One of the key functionalities of OpenRefine is the ability to record all activity as a linear list of transformations. Not only this makes it natural to 'undo' and 'redo' such operations, but it allows users to 'record' such streams of operations and replay them against a similar dataset later.

Any coordination system that allows multiple OpenRefine to operate on the same dataset concurrently needs obviously to make the content eventually consistent, but also to maintain the history linear and each operation performed by each operator undoable.

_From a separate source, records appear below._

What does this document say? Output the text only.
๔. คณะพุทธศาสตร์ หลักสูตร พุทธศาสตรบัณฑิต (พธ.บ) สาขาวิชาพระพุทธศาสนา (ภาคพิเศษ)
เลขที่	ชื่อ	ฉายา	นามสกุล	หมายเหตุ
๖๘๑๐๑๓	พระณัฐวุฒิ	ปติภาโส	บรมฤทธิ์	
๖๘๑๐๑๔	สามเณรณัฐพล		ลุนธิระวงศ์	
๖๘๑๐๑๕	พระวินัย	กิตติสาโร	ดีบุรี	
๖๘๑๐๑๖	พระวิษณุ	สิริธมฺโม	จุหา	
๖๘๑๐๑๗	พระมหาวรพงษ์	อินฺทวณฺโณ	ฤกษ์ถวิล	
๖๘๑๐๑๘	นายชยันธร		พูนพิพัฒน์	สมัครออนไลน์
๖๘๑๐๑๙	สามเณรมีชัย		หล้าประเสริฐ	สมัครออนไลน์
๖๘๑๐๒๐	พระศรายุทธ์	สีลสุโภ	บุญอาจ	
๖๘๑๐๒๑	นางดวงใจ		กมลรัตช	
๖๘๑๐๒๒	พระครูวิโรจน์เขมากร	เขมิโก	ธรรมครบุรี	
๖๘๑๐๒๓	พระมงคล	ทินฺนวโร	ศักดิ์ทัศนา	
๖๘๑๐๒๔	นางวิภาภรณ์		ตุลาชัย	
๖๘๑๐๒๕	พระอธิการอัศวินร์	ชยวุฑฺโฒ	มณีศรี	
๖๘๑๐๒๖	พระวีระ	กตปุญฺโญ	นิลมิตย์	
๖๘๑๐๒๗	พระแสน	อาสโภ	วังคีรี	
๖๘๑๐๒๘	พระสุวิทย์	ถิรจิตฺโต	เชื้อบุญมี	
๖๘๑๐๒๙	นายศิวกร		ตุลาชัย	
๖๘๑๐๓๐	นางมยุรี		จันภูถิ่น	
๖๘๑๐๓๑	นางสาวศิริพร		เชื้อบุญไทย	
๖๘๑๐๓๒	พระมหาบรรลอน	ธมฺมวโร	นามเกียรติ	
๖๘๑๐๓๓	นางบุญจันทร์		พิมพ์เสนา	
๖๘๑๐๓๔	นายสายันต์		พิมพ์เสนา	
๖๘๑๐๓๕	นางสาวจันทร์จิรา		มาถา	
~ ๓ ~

Popular collaboration coordination systems such as version control systems (subversion, git, mercurial) or operational transformation systems (subethaedit, etherpad, google wave, google docs), make it possible to make the grid content eventually consistent, but fail to provide a way to guarantee that the history of operation is always linear and all operations are undoable. For version control systems, this is because branching and merging destroys the linearity of the history. For operational transformation systems, this is because while state is eventually consistent across all peers, the outcome is uncertain as it strongly depends on the timing of the input events. This fact is not a problem for text where single characters are the state transitions, but it becomes problematic in OpenRefine since operations can modify multiple cells at ones and may alter cause-effect perception enough to puzzle the user and give off a sense of fragility in the coordination.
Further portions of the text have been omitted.